Baudelaire, la città in mezzo, e poi noi

La città in mezzo Così grande, chiassosa, intrecciata, percorsa da migliaia di grida E poi noi. Mi sei apparso, assiso in un soffio di silenzio, hai fermato il tempo che mi travolge. Mi sei apparso, come fossi un’immagine antica e meravigliosa, come fossi stato tu il padrone del tempo, o creatura celeste: hai fermato il mio tempo, tenera illusione! Avevi un dolore negli occhi, un dolore profondo, ed io bevevo, come  fosse un naufrago il mio cuore, la tua malinconia di tempesta, livido cielo, dai tuoi occhi e naufragando ancora in essi senza più ritorno… Ma fu un attimo La passione è dolore e la tua bellezza fuggitiva restò appena il tempo di un lampo di luce Poi fu. Ci ritroveremo mai, mia bella illusione? Ci ritroveremo mai, ancora, divisi dalla folla che ci allontana, lontani da una folla che disperde nella piazza assordante le sue voci? Incrocerai di nuovo, almeno un’altra volta, il tuo livido cielo ai miei occhi di naufraga? Ci ritroveremo di nuovo seppure inconsapevolmente a condividere un soffio d’eterno racchiuso nel silenzio che la tua anima promana? Attraverserai più queste strade così chiassose, ricolme di vite che ci ignorano? Forse ti avrei parlato di tutti i miei fantasmi che stridono le loro catene sopra il mio cuore ferito, di ogni mia inquieta ora, delle mie notti insonni, di ogni tormento che mi sprofonda nel petto. E ti avrei confessato del mio desiderio vagabondo di perdermi ancora nel tuo cielo livido, nella tempesta che giace nel fondo dei tuoi occhi.
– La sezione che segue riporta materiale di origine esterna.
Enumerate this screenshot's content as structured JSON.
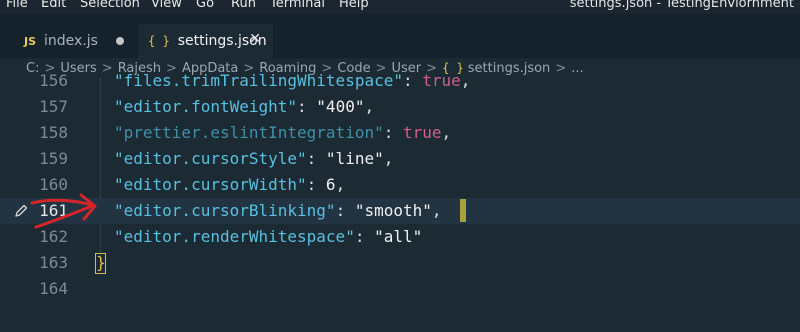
{
  "menubar": {
    "items": [
      "File",
      "Edit",
      "Selection",
      "View",
      "Go",
      "Run",
      "Terminal",
      "Help"
    ],
    "window_title": "settings.json - TestingEnviornment"
  },
  "tabs": [
    {
      "label": "index.js",
      "icon": "js-icon",
      "icon_text": "JS",
      "modified": true,
      "active": false
    },
    {
      "label": "settings.json",
      "icon": "braces-icon",
      "icon_text": "{ }",
      "active": true
    }
  ],
  "breadcrumb": {
    "items": [
      "C:",
      "Users",
      "Rajesh",
      "AppData",
      "Roaming",
      "Code",
      "User",
      "settings.json",
      "..."
    ],
    "file_icon": "{ }"
  },
  "editor": {
    "lines": [
      {
        "number": "156",
        "key": "\"files.trimTrailingWhitespace\"",
        "sep": ": ",
        "value": "true",
        "value_type": "bool",
        "end": ","
      },
      {
        "number": "157",
        "key": "\"editor.fontWeight\"",
        "sep": ": ",
        "value": "\"400\"",
        "value_type": "string",
        "end": ","
      },
      {
        "number": "158",
        "key": "\"prettier.eslintIntegration\"",
        "sep": ": ",
        "value": "true",
        "value_type": "bool",
        "end": ","
      },
      {
        "number": "159",
        "key": "\"editor.cursorStyle\"",
        "sep": ": ",
        "value": "\"line\"",
        "value_type": "string",
        "end": ","
      },
      {
        "number": "160",
        "key": "\"editor.cursorWidth\"",
        "sep": ": ",
        "value": "6",
        "value_type": "number",
        "end": ","
      },
      {
        "number": "161",
        "key": "\"editor.cursorBlinking\"",
        "sep": ": ",
        "value": "\"smooth\"",
        "value_type": "string",
        "end": ","
      },
      {
        "number": "162",
        "key": "\"editor.renderWhitespace\"",
        "sep": ": ",
        "value": "\"all\"",
        "value_type": "string",
        "end": ""
      },
      {
        "number": "163",
        "brace": "}"
      },
      {
        "number": "164"
      }
    ],
    "active_line": "161",
    "colors": {
      "key": "#58c0e0",
      "string": "#f0f0f0",
      "bool": "#d35d8a",
      "cursor": "#a8a13a",
      "annotation": "#d4262a"
    }
  }
}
Eppure temo che ancora l’ombra dei timori mi assalga e finirò  per tacere. E così perfino la speranza mi guarda attraverso la maschera ambigua dell’inganno e si trasforma in follia! E ho avuto lungo questi attimi lunghi come eterno quei certi versi di Baudelaire per la mente, declinati al mio caso:   La rue assourdissante autour de moi hurlait […] Moi, je buvais, crispé comme un extravagant, Dans son oeil, ciel livide où germe l’ouragan, La douceur qui fascine et le plaisir qui tue. […] Un éclair… puis la nuit! – Fugitive beauté Dont le regard m’a fait soudainement renaître, Ne te verrai-je plus que dans l’éternité? […] Car j’ignore où tu fuis, tu ne sais où je vais, O toi que j’eusse aimée, ô toi qui le savais! […] Ailleurs, bein loin d’ici! trop tard! Jamais peut-être! La città in mezzo. E poi noi.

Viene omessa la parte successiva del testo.